Patient Story: Writing to Process a Porphyria Diagnosis

In a recent article at Porphyria News, Claire Richmond shares how writing has helped her process her diagnosis of porphyria and to feel connected to the porphyria community.

Claire Richmond’s Journey

Claire Richmond was diagnosed with acute hepatic porphyria (AHP) at 32 years old, after spending 19 years looking for answers to her symptoms. She says her life during that time was filled with pain, and after her diagnosis she had to rebuild both her physical and mental wellbeing.

After everything she has gone through, Claire has discovered that writing down her memories is one of the most impactful things she can do in order to heal. Although it is not easy to revisit times in her life that were filled with pain, confusion, and frustration, she has found it is necessary in order to process that period of her life. With the understanding Claire has gained about AHP, she is able to get more clarity on what she has gone through. She can look at her experiences objectively as she writes them down, and once they are written down, she can let go.

Now that she is diagnosed, Claire is able to recognize her triggers and track a pattern of episodes. However, before her diagnosis she was blindsided whenever she was hit with an episode, left to simply ride it out when it came. Although that was a painful time in her life, as she writes about it now, Claire is able to see the resilience and strength she has gained from it.

Claire says that writing has completely changed her life. It has helped her heal, get clarity, understand her diagnosis, and feel free of her past. It is something that brings her great comfort and is a consistent part of her day.

Her Message

In the article, Claire urges people to do what they need to in order to take care of themselves during difficult times. She finds her comfort and purpose through writing, and she builds connections through sharing her writing with others. Although writing is not for everyone, she says sharing our stories can bring people together in meaningful and important ways. Bad things are always going to happen, and we all will grieve in our own ways, but coming together and sharing our experiences can be incredibly impactful.

Learn more about Claire’s journey through diagnosis and how writing has helped her process her life over at Porphyria News.

About Porphyria

Porphyria is a group of disorders that are characterized by an accumulation of chemicals that are responsible for the production of porphyrin, which is necessary for the function of hemoglobin. High levels of porphyrin can lead to issues in the skin and nervous system.

There are two forms of this disorder: acute and cutaneous. The former affects the nervous system and the latter affects the skin. 


Symptoms vary depending on the type of porphyria one has. Symptoms of acute porphyria include:

  • Pain in the abdomen, chest, legs, and back
  • Constipation
  • Diarrhea
  • Nausea
  • Vomiting
  • Pain, tingling, paralysis, numbness, and weakness in the muscles
  • Discolored urine
  • Mental changes
  • Breathing issues
  • Urination issues
  • Heart palpitations
  • High blood pressure
  • Seizures

Symptoms of cutaneous porphyria occur when people are exposed to sunlight, and they are:

  • Burning pain caused by exposure to sunlight or possibly artificial light
  • Sudden, painful swelling and redness of the skin
  • Blisters on exposed skin
  • Itching
  • Excessive hair growth
  • Discolored urine
  • Fragile, thin skin when skin color changes

There are also complications that can result from this condition. Acute porphyria can be life-threatening if an attack is not treated properly. Long term complications include chronic pain, chronic kidney failure, and liver damage. Complications of cutaneous porphyria are permanent scarring and skin damage.


Issues with the production of heme result in porphyria. In order to produce heme, eight enzymes are required. A lack of one of these enzymes results in both types of porphyria.

The majority of cases of this condition are inherited. They can be inherited in both an autosomal dominant and autosomal recessive patterns.
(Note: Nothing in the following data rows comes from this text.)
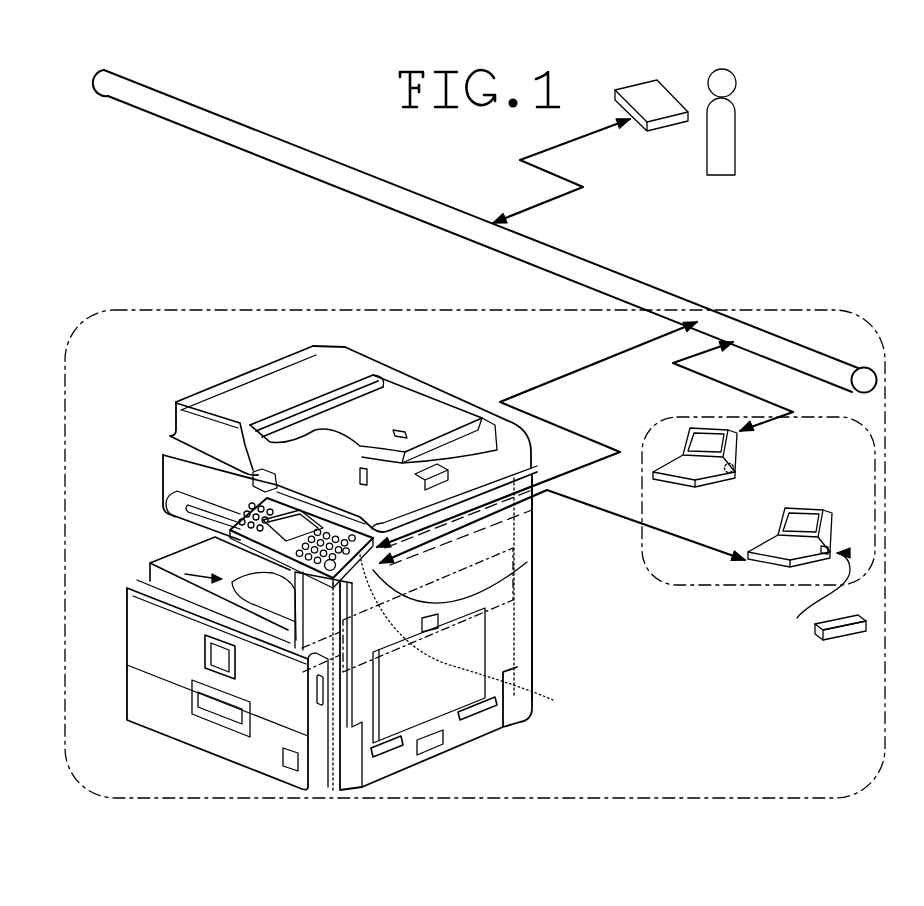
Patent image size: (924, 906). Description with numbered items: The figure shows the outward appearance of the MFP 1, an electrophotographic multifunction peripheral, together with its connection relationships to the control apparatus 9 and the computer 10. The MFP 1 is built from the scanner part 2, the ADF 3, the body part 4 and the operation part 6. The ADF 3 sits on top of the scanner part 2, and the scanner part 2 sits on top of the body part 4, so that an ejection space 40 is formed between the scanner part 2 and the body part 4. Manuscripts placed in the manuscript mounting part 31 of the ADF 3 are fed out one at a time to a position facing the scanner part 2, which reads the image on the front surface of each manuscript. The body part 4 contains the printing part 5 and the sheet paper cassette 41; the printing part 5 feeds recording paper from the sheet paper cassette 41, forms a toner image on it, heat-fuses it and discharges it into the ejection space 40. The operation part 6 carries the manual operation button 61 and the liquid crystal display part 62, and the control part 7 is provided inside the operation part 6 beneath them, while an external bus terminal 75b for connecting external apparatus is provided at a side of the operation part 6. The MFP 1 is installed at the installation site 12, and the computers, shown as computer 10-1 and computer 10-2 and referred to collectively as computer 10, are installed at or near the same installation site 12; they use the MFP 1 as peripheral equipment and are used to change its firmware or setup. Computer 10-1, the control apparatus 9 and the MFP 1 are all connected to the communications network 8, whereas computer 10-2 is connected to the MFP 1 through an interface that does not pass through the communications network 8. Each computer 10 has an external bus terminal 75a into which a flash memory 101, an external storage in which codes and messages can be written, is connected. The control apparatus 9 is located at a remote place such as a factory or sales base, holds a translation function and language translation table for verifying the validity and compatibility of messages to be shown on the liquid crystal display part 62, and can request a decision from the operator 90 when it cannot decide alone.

The MFP 1 is at (342, 561).
The scanner part 2 is at (172, 475).
The ADF 3 is at (175, 407).
The manuscript mounting part 31 is at (447, 415).
The body part 4 is at (533, 615).
The printing part 5 is at (537, 640).
The operation part 6 is at (230, 537).
The manual operation button 61 is at (240, 558).
The liquid crystal display part 62 is at (168, 490).
The control part 7 is at (470, 635).
The communications network 8 is at (232, 142).
The control apparatus 9 is at (656, 126).
The computer 10 is at (751, 552).
The computer 10-1 is at (680, 482).
The computer 10-2 is at (808, 506).
The installation site 12 is at (296, 308).
The ejection space 40 is at (160, 555).
The sheet paper cassette 41 is at (135, 627).
The external bus terminal 75a is at (736, 464).
The external bus terminal 75b is at (472, 608).
The operator 90 is at (738, 118).
The flash memory 101 is at (831, 641).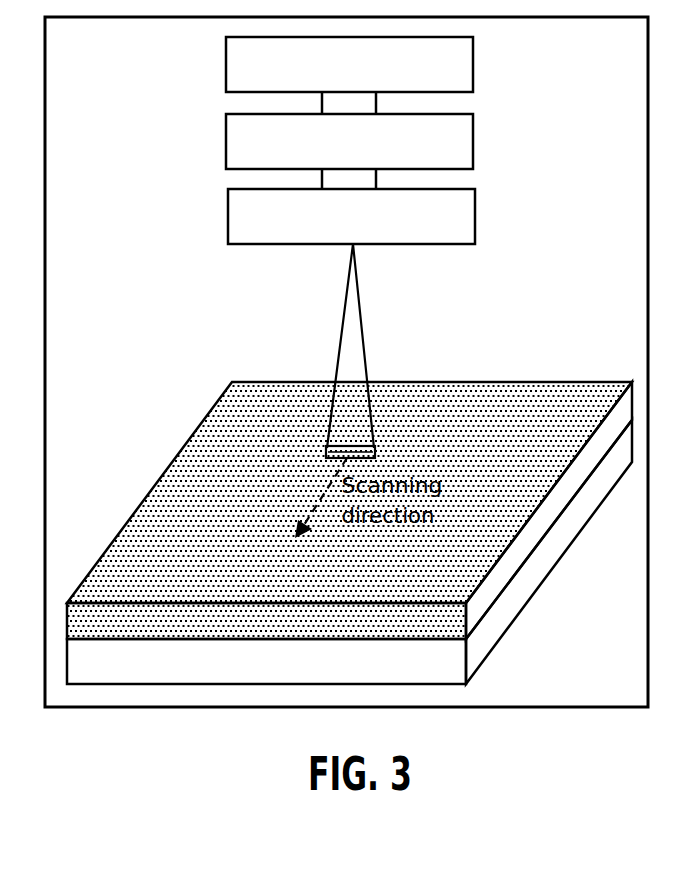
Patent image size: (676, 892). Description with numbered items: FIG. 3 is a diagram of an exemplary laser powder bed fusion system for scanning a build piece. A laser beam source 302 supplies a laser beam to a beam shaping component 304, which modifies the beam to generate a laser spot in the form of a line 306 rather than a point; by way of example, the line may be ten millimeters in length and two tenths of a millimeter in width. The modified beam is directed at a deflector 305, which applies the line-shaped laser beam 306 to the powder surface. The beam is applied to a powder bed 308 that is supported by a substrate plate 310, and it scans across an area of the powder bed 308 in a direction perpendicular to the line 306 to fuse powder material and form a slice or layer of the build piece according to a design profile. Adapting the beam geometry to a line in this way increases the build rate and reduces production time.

The laser beam source 302 is at (226, 63).
The beam shaping component 304 is at (226, 138).
The deflector 305 is at (228, 218).
The line 306 is at (374, 446).
The powder bed 308 is at (240, 381).
The substrate plate 310 is at (349, 552).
There are also risk factors that can trigger the genetic components of porphyria. Triggers can be exposure to sunlight, certain medications, recreational drugs, diets or fasting, smoking, physical or emotional stress, alcohol use, and menstrual hormones.


Treatment for this condition consists of avoiding triggers and managing symptoms. Avoiding triggers entails not using certain medications, avoiding recreational drugs and alcohol, not smoking, not fasting or dieting, taking hormones for menstrual issues, avoiding sun exposure, reducing emotional and physical stress, and treating any other illnesses quickly.

Treatment that is specific to the acute form of this condition consists of injections of hemin, sugar taken through mouth or IV, and hospitalization for severe symptoms.

Treatment for cutaneous porphyria may entail periodically drawing blood, hydroxychloroquine, and vitamin D supplements.